If my assumption above is correct, is there any way to limit the memory available to be used by workers? Or maybe to change the way on how the “recycle” of workers cache is handled? Just to avoid reaching the 100% ?
would like to ask regarding this function as well PurgeStickyWorkflowCache
is it recommended to set this during the worker of workflow termination in pod?
worker.SetStickyWorkflowCacheSize(cacheSize) sets the cache size for sticky workflow cache. This cache is shared between all workers running in the same process and must be called before any workers are started.
worker.PurgeStickyWorkflowCache() resets this sticky workflow cache across all workers. It can/should be only called when all workers are stopped.

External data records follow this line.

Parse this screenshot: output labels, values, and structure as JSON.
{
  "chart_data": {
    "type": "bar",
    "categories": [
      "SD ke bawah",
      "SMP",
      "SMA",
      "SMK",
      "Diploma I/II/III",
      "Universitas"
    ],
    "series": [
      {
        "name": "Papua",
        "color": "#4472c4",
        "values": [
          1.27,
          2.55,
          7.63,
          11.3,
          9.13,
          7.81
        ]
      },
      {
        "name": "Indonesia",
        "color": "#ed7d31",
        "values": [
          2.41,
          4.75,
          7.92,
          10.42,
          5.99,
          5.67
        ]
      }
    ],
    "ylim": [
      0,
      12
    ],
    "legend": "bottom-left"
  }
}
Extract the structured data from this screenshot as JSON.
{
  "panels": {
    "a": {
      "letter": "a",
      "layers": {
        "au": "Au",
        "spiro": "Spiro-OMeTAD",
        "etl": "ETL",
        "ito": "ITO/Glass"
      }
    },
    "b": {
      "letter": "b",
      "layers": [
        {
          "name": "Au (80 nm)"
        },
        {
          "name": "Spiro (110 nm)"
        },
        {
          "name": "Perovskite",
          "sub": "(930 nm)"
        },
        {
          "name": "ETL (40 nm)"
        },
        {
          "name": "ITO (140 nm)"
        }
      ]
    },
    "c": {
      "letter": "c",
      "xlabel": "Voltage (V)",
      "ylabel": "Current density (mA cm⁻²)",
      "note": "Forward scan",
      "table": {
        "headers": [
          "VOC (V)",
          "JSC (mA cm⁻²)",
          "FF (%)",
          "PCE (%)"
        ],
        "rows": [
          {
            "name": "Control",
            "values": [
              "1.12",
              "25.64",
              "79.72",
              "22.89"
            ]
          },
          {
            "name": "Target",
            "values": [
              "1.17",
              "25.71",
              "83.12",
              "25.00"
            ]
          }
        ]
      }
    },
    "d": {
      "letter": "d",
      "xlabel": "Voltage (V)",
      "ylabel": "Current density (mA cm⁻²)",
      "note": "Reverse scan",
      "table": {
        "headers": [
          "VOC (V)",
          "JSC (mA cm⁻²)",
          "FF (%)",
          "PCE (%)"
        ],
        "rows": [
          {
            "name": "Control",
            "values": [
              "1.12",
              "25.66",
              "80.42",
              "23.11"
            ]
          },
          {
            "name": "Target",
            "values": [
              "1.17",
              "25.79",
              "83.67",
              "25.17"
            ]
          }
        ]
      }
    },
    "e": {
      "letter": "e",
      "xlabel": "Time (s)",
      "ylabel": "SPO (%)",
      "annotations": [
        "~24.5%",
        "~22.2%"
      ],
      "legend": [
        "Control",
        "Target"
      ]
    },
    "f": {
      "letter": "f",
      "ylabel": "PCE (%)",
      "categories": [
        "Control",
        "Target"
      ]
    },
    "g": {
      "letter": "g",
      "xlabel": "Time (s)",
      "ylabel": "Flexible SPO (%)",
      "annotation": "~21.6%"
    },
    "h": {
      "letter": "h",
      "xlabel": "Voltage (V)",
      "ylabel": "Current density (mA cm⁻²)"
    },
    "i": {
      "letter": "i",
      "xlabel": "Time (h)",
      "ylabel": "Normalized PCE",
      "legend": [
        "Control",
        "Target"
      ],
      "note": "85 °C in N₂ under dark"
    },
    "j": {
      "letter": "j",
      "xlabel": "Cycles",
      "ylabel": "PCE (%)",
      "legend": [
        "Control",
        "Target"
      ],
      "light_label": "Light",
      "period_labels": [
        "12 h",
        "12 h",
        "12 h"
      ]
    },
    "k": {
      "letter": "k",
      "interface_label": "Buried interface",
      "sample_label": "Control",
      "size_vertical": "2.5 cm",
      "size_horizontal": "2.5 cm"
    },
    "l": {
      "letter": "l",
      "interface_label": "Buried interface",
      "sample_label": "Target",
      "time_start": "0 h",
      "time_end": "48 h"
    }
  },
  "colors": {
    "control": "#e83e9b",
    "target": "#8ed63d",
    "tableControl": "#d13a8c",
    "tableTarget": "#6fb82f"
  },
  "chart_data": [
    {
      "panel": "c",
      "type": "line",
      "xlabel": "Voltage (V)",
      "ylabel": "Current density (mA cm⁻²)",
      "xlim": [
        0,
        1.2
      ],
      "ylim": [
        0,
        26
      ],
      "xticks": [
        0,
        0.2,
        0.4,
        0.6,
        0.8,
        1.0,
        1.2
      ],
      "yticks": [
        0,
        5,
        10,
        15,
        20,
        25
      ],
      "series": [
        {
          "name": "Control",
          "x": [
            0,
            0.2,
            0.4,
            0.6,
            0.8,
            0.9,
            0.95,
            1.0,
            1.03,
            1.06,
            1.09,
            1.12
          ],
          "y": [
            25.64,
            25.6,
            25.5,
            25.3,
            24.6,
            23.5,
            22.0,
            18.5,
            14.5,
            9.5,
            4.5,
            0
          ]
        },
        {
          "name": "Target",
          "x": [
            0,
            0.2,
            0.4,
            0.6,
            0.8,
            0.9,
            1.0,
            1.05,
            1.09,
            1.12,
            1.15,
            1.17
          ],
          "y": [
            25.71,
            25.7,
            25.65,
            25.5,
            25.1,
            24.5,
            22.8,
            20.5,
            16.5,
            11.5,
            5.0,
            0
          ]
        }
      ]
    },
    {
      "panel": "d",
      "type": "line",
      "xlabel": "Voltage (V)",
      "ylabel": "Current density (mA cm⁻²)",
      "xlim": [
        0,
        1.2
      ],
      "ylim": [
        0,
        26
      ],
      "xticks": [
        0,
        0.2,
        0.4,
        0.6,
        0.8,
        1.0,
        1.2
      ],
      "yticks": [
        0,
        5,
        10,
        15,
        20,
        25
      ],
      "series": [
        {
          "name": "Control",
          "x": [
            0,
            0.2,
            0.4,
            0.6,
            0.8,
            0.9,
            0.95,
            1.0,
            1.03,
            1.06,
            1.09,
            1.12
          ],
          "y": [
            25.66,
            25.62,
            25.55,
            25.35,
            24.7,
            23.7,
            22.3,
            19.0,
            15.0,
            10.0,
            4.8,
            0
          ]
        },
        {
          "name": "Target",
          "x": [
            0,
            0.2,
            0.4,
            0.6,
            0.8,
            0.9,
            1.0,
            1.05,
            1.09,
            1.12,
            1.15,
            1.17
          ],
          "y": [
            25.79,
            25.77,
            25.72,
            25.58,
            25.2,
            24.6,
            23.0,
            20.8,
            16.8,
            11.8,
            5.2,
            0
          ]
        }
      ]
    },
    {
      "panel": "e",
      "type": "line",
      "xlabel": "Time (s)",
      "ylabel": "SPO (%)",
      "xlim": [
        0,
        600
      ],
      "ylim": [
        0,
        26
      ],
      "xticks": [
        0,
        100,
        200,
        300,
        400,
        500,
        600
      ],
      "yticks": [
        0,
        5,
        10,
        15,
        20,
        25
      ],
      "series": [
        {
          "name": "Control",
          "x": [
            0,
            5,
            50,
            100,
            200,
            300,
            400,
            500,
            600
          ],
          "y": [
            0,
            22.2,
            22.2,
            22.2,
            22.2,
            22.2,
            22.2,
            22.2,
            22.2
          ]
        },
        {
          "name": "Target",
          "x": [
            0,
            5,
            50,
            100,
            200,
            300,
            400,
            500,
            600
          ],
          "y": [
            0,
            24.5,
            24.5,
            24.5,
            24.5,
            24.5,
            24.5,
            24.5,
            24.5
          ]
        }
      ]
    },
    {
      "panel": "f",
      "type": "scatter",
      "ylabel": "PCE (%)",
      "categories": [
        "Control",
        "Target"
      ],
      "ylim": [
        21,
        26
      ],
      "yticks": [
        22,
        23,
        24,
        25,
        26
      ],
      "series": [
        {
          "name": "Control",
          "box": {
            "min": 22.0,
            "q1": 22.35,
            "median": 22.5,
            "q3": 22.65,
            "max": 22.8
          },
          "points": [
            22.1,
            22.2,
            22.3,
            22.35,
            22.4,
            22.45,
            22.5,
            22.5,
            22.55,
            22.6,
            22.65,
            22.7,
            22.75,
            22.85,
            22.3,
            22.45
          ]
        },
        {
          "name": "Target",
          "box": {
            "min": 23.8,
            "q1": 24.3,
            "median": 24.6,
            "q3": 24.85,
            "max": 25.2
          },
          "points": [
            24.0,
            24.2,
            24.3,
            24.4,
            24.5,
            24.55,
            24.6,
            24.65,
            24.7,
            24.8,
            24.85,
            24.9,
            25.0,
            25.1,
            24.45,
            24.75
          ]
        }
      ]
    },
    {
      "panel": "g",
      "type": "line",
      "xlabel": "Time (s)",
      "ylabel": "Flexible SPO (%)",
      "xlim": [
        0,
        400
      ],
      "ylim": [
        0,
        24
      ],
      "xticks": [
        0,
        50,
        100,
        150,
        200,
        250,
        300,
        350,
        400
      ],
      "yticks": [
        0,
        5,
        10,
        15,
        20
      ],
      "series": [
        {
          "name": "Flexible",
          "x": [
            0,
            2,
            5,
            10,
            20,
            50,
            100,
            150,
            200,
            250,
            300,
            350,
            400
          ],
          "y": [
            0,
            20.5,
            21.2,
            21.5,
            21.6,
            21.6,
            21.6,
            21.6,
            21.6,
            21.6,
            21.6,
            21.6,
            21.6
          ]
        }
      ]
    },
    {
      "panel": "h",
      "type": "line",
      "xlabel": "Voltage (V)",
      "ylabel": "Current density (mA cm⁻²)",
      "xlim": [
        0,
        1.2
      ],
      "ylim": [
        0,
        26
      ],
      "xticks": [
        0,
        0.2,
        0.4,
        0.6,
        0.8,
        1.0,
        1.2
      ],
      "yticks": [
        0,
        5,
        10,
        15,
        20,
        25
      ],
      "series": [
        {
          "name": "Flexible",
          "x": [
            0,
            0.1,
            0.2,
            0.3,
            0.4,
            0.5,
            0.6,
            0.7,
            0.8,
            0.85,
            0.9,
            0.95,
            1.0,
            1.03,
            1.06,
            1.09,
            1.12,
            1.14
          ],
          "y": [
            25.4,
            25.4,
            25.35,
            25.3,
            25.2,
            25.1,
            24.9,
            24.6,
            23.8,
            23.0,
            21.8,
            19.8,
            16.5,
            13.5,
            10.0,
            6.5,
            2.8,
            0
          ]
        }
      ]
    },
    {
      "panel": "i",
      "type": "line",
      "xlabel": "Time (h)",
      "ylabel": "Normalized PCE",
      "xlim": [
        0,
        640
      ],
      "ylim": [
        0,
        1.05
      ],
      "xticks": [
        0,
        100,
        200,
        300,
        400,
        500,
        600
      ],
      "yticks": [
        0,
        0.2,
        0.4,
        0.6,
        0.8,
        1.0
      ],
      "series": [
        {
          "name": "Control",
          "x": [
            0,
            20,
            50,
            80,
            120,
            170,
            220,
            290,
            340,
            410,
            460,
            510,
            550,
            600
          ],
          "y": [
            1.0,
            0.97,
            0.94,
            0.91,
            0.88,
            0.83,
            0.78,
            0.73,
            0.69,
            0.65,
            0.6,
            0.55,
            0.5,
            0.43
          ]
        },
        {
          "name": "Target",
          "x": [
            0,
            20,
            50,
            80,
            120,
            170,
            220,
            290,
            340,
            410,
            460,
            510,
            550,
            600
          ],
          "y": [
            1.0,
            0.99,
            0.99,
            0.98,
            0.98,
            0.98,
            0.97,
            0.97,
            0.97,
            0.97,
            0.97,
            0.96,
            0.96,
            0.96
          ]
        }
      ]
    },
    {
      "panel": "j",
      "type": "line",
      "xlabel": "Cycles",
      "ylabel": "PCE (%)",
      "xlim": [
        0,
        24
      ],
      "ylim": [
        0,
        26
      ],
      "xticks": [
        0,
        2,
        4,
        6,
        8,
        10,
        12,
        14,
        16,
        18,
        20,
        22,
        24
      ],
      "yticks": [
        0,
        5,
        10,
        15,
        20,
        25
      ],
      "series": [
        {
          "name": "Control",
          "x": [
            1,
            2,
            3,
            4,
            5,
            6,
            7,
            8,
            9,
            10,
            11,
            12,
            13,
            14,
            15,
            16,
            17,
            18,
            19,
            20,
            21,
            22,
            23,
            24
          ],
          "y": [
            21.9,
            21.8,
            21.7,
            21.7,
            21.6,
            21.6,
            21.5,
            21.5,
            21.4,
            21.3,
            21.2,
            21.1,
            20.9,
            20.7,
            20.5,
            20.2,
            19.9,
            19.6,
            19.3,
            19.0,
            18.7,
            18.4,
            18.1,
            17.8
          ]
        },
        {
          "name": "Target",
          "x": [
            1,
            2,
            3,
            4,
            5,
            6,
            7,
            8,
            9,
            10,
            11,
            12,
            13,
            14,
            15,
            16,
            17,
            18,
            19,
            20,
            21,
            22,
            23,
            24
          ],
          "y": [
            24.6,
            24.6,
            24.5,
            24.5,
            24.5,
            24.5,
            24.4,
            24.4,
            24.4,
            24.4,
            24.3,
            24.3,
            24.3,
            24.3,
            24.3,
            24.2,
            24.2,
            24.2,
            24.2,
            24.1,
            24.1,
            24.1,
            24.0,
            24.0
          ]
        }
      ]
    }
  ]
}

Worker cache is in memory, and calling PurgeStickyWorkflowCache after worker service terminated is not needed cause it would have no effect.
Once your workers are back up the server will treat them as completely new workers.
Hi @maxim,
I have an problem, when I send 500 request in the same time, It will consume a lot of memory, then I wait for a long time, but memory not decrease, please help me, thank you.
We configured the values ​​of “max_cached_workflows” and “max_concurrent_activities” in our python code,but our memory is also increasing.
I searched all the posts about memory leaks in the forum and found this answer, but I don’t know how to configure the workflow.SetStickyWorkflowCacheSize method in the python sdk,Where can I set it?
Thanks,
alchemya
I don’t think anything changed about this. We are not aware of any memory leaks in the SDKs. Setting the cache size is a way to limit a worker’s memory usage.
If you believe an SDK has a memory leak, we would need a reproduction to investigate.